After filling my plate, I returned to the circle of furniture and sat near where I had before, though the other seats filled in with a different collection of people. My interest here, of course, was religious and theological, but I quickly realized that the focus of the dinner was social, so I felt bad wanting to quiz everyone I met about their beliefs in God, or what they do at prayer time, or how their interpretation of the Koran informs their outlook on life. "What makes you progressive," I wanted to ask everyone, "and what do you find in Islam that conflicts with your values? What do you do when you find conflicts? What makes you want to be Muslim in the first place?"
I overheard the first white woman I had met by the food counter say to someone next to her the phrase "when I converted," and I also overheard that she is a vegetarian. Quickly, I formulated a plan to bond with her over the vegetarianism and then quiz her on her religious conversion, but I wasn't close enough to strike up a conversation. I limited myself to the conversation around me: a discussion about a photography class, for example, and someone confessing to breaking the fast to go on a hike.

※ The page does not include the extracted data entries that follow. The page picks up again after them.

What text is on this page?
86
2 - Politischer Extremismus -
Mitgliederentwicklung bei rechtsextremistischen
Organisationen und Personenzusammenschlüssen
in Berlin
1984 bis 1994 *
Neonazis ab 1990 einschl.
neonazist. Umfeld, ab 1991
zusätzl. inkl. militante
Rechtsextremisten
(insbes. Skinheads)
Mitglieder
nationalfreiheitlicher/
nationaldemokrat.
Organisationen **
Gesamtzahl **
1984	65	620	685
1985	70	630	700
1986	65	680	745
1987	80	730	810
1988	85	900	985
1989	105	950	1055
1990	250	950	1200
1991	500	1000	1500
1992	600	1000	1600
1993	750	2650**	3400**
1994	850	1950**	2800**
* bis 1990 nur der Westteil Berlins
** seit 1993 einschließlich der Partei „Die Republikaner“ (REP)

Eventually bored, and sitting there sipping water with an empty plate in my lap, I got up to throw my plate away, and when I did, someone moved in to take my seat. I thought I would go find Tish to introduce myself, but she was deep in conversation and surrounded, so I floated back against the wall and observed. Feeling self-conscious, I decided I had to go the bathroom. And I did have to go... just enough to justify stepping out of the room for a moment. "Maybe Tish will be less busy when I get back," I thought. "Or maybe my chair will be free again."

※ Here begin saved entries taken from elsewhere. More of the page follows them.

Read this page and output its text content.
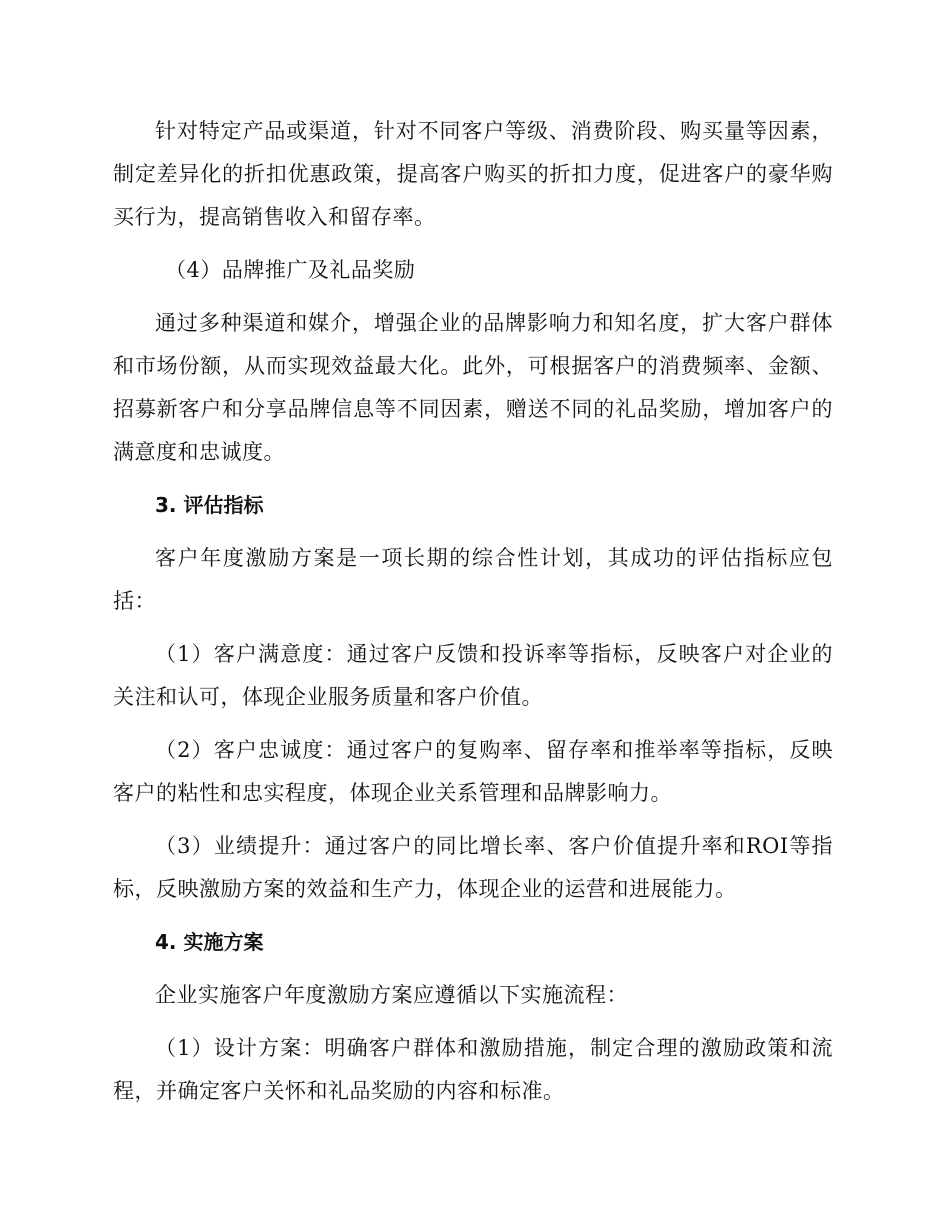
针对特定产品或渠道，针对不同客户等级、消费阶段、购买量等因素，制定差异化的折扣优惠政策，提高客户购买的折扣力度，促进客户的豪华购买行为，提高销售收入和留存率。

（4）品牌推广及礼品奖励

通过多种渠道和媒介，增强企业的品牌影响力和知名度，扩大客户群体和市场份额，从而实现效益最大化。此外，可根据客户的消费频率、金额、招募新客户和分享品牌信息等不同因素，赠送不同的礼品奖励，增加客户的满意度和忠诚度。

3. 评估指标

客户年度激励方案是一项长期的综合性计划，其成功的评估指标应包括：

（1）客户满意度：通过客户反馈和投诉率等指标，反映客户对企业的关注和认可，体现企业服务质量和客户价值。

（2）客户忠诚度：通过客户的复购率、留存率和推举率等指标，反映客户的粘性和忠实程度，体现企业关系管理和品牌影响力。

（3）业绩提升：通过客户的同比增长率、客户价值提升率和ROI等指标，反映激励方案的效益和生产力，体现企业的运营和进展能力。

4. 实施方案

企业实施客户年度激励方案应遵循以下实施流程：

（1）设计方案：明确客户群体和激励措施，制定合理的激励政策和流程，并确定客户关怀和礼品奖励的内容和标准。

I was in my stall, buckling my pants and about to flush, when the door to the restroom opened, and someone came in to wash his hands. I'm shy about running into people or talking to them in public restrooms, so I decided to linger in the stall a moment longer. Suddenly, the bathroom door opened, and I heard many more footsteps come in, with dozens of voices rising in a mixture of English and Arabic, until I could tell the restroom was full of men, and I realized that ritual washing was happening -- and quickly. There was barely enough time for a rinse of the hands -- nevermind a full cleansing of face and feet -- before the stampede was gone as quickly as it came, and I snuck out of the stall to wash my hands myself.

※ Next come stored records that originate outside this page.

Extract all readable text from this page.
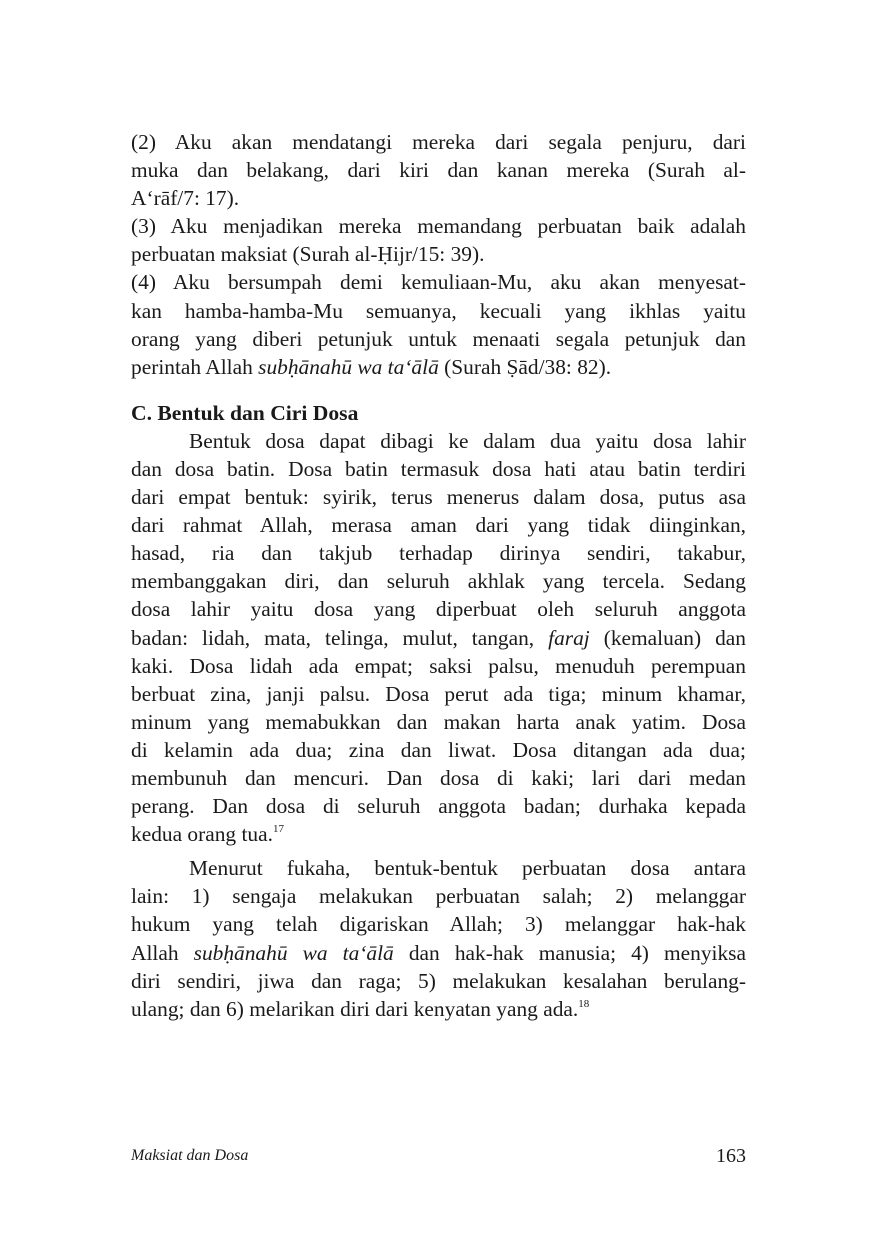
(2) Aku akan mendatangi mereka dari segala penjuru, dari
muka dan belakang, dari kiri dan kanan mereka (Surah al-
A‘rāf/7: 17).
(3) Aku menjadikan mereka memandang perbuatan baik adalah
perbuatan maksiat (Surah al-Ḥijr/15: 39).
(4) Aku bersumpah demi kemuliaan-Mu, aku akan menyesat-
kan hamba-hamba-Mu semuanya, kecuali yang ikhlas yaitu
orang yang diberi petunjuk untuk menaati segala petunjuk dan
perintah Allah subḥānahū wa ta‘ālā (Surah Ṣād/38: 82).
C. Bentuk dan Ciri Dosa
Bentuk dosa dapat dibagi ke dalam dua yaitu dosa lahir
dan dosa batin. Dosa batin termasuk dosa hati atau batin terdiri
dari empat bentuk: syirik, terus menerus dalam dosa, putus asa
dari rahmat Allah, merasa aman dari yang tidak diinginkan,
hasad, ria dan takjub terhadap dirinya sendiri, takabur,
membanggakan diri, dan seluruh akhlak yang tercela. Sedang
dosa lahir yaitu dosa yang diperbuat oleh seluruh anggota
badan: lidah, mata, telinga, mulut, tangan, faraj (kemaluan) dan
kaki. Dosa lidah ada empat; saksi palsu, menuduh perempuan
berbuat zina, janji palsu. Dosa perut ada tiga; minum khamar,
minum yang memabukkan dan makan harta anak yatim. Dosa
di kelamin ada dua; zina dan liwat. Dosa ditangan ada dua;
membunuh dan mencuri. Dan dosa di kaki; lari dari medan
perang. Dan dosa di seluruh anggota badan; durhaka kepada
kedua orang tua.$^{17}$
Menurut fukaha, bentuk-bentuk perbuatan dosa antara
lain: 1) sengaja melakukan perbuatan salah; 2) melanggar
hukum yang telah digariskan Allah; 3) melanggar hak-hak
Allah subḥānahū wa ta‘ālā dan hak-hak manusia; 4) menyiksa
diri sendiri, jiwa dan raga; 5) melakukan kesalahan berulang-
ulang; dan 6) melarikan diri dari kenyatan yang ada.$^{18}$
Maksiat dan Dosa	163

By the time I got back to the community room, prayers had begun. I couldn't see who was leading, and the first thing I noticed was that not everybody was praying. A group of men who were not praying had stepped out onto the patio. A group of women who were not praying sat chatting (chatting!) on the padded furniture. One man sat silently next to them. Those who were praying were arranged in rows, on mats, facing east. The men had all lined up in the front, and the women lined up behind them -- all now wearing headscarves. A pile of shoes sat by the door.
I slipped in and sat next to the only man in the room. He did not speak to me, and despite the example set by the women, I felt uncomfortable speaking during the prayers, so I kept silent as well. When the prayers were over, Tish pulled off her lavender headscarf and wrapped it around her neck. The iftar was winding down, and I slipped over to introduce myself. In addition to Sunday's iftar, she has invited me to her own home for study of the Koran as well as an iftar in one week, so we chatted briefly about the logistics of how to get there, and then I grabbed the rest of my tabouli and headed back to the Metro.